Rats weighing 706 ±14 g were divided into four groups matched for weight. A baseline group was killed at the beginning of the study. An exercising group, fed ad lib., was subjected to a program of swimming. A sedentary, free-eating group was provided with food ad lib. Two sedentary, paired-weight subgroups were calorie restricted so that they lost weight at the same rate as the exercisers. The protein intake of one paired-weight subgroup was matched with that of the exercising group. The other sedentary, paired-weight animals ate the standard diet.

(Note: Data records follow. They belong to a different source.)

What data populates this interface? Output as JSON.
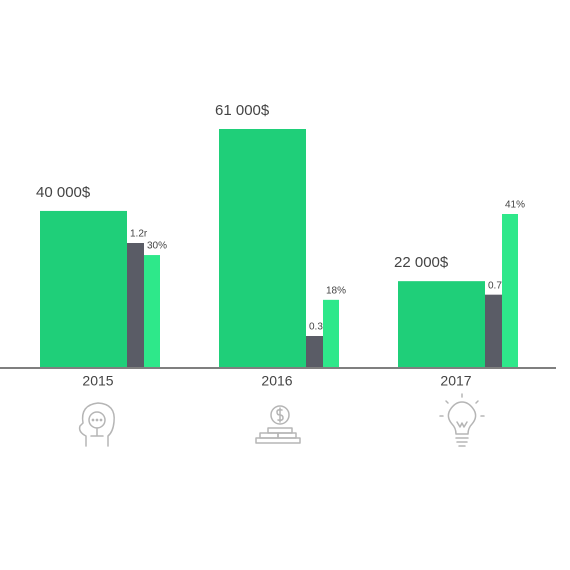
{
  "chart_data": {
    "type": "bar",
    "categories": [
      "2015",
      "2016",
      "2017"
    ],
    "series": [
      {
        "color": "#1fcf79",
        "values": [
          40000,
          61000,
          22000
        ],
        "value_labels": [
          "40 000$",
          "61 000$",
          "22 000$"
        ]
      },
      {
        "color": "#5a5c66",
        "values": [
          1.2,
          0.3,
          0.7
        ],
        "value_labels": [
          "1.2r",
          "0.3r",
          "0.7r"
        ]
      },
      {
        "color": "#2ee88a",
        "values": [
          30,
          18,
          41
        ],
        "value_labels": [
          "30%",
          "18%",
          "41%"
        ]
      }
    ]
  }
}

There was no significant difference in body composition between the two sedentary, paired-weight subgroups which were, therefore, pooled for comparison with the other groups. The exercisers lost 182±19 g as a result of both an increase in caloric expenditure and a decrease in appetite. The sedentary, food-restricted animals lost an average of 182±18 g. The sedentary, free-eating animals gained 118±13 g. The carcasses of the exercised animals contained significantly less fat and more lean tissue than those of the sedentary, paired-weight animals, providing evidence for a fat mobilizing and protein conserving effect of exercise. The composition of the body substance lost by the exercising animals was 78% fat, 5% protein, 1% minerals, and 16% water, compared to 62% fat, 11% protein, 1% minerals, and 26% water for the sedentary, food-restricted rats. Fat accounted for 87% and water for 10% of the weight gained by the sedentary, free-eating animals.